Jeff Carlson

No. 15, 7, 12, 17
- Position: Quarterback

Personal information
- Born: April 23, 1966 (age 60) Long Beach, California, U.S.
- Listed height: 6 ft 3 in (1.91 m)
- Listed weight: 213 lb (97 kg)

Career information
- High school: Pacifica (Garden Grove, California)
- College: Weber State
- NFL draft: 1989: 4th round, 102nd overall pick

Career history
- Los Angeles Rams (1989)*; Tampa Bay Buccaneers (1990–1991); New York Giants (1992)*; New England Patriots (1992); Denver Broncos (1994)*;
- * Offseason and/or practice squad member only

Career NFL statistics
- Passing attempts: 114
- Passing completions: 49
- Completion percentage: 43.0%
- TD–INT: 2–9
- Passing yards: 636
- Passer rating: 34.1
- Stats at Pro Football Reference

= Jeff Carlson (American football) =

American football player (born 1966)

Jeffrey Allen Carlson (born April 23, 1966) is an American former professional football player who was a quarterback in the National Football League (NFL). He played three seasons for the Tampa Bay Buccaneers and New England Patriots. He played college football for the Weber State Wildcats.

== Early life ==
Carlson was born on April 23, 1966, in Long Beach, California. He played quarterback at Pacifica High School in Garden Grove, California. During his senior year, Carlson led Pacifica to the Empire League Championship and was named the leagues most valuable player.

== College career ==
Carlson played college football at Weber State University from 1984 to 1988.

== Professional career ==

=== Los Angeles Rams ===
Carlson was selected by the Los Angeles Rams in the fourth round (102nd overall) in the 1989 NFL draft. He competed to be the backup to Rams starting quarterback Jim Everett.

=== Tampa Bay Buccaneers ===
After joining the Tampa Bay Buccaneers in 1990, Carlson made his NFL debut in a 41-10 blowout loss to the San Diego Chargers. Carlson attempted no passes and fumbled on his lone rushing attempt.

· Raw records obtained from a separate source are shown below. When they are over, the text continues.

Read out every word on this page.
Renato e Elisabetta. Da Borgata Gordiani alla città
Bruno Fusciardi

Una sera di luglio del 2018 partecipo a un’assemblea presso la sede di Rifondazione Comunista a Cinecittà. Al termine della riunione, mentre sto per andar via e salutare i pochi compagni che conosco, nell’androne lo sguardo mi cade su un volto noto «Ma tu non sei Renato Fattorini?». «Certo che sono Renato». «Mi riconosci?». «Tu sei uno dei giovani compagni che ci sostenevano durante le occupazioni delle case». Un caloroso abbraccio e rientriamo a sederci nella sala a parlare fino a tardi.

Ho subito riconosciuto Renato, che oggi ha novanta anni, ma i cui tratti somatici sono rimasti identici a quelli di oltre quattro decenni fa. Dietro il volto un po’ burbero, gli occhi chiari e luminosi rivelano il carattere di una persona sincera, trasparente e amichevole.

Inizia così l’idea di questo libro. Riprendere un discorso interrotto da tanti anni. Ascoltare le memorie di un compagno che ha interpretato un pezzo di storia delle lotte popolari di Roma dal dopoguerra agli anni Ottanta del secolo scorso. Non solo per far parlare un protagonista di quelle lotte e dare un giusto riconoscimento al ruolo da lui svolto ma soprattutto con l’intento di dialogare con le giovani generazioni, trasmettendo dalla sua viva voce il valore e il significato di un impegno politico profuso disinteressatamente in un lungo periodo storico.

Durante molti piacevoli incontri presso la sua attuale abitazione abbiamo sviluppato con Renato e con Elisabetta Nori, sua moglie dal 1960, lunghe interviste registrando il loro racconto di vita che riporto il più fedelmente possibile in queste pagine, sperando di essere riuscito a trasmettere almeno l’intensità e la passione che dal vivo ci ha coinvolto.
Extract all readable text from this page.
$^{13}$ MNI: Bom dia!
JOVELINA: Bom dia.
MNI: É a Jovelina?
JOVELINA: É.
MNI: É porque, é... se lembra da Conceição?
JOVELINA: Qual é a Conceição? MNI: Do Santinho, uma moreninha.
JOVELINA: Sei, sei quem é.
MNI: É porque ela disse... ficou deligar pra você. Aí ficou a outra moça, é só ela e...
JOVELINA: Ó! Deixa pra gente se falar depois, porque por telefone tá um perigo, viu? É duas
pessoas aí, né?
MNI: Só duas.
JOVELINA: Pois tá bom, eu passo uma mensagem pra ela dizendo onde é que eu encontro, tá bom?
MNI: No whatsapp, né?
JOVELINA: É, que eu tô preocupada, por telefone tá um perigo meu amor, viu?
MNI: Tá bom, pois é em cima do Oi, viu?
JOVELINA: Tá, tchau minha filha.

In 1991, he saw more extended playing time. Carlson relieved starting quarterback Chris Chandler during a week 9 matchup against Green Pay Packers. He completed 12-of-32 passes for 164 yards and threw three interceptions in the 27-0 loss. Three weeks later against the Atlanta Falcons, Carlson relieved quarterback Vinny Testeverde. He completed 11-of-15 passes for 164 yards, one touchdown and no interceptions. His first career touchdown pass came on a four yard throw to wide receiver Lawrence Dawsey late in the fourth quarter to prevent a shutout. The Buccaneers went on to lose the game 43-7. He made his first career start week 16 in a 27–0 loss to the Chicago Bears. Carlson completed only 8-of-18 passes for 76 yards and threw three interceptions.

=== New York Giants ===
Carlson had a brief stint with the New York Giants.

=== New England Patriots ===
He joined the New England Patriots midway through the 1992 NFL season. He appeared in three games for the Patriots, including two starts. He completed 18-of-49 passes for 232 yards, one touchdown and three interceptions. He also rushed for 32 yards on 11 attempts.

=== Denver Broncos ===
Carlson signed with the Denver Broncos during the 1994 offseason but never played in a regular season game for the team.

He finished his career appearing in seven games with an 0-3 record as a starter. Carlson completed 49-of-114 passes for 636 yards, two touchdowns and nine interceptions. He rushed 17 times for 57 yards and fumbled 5 times.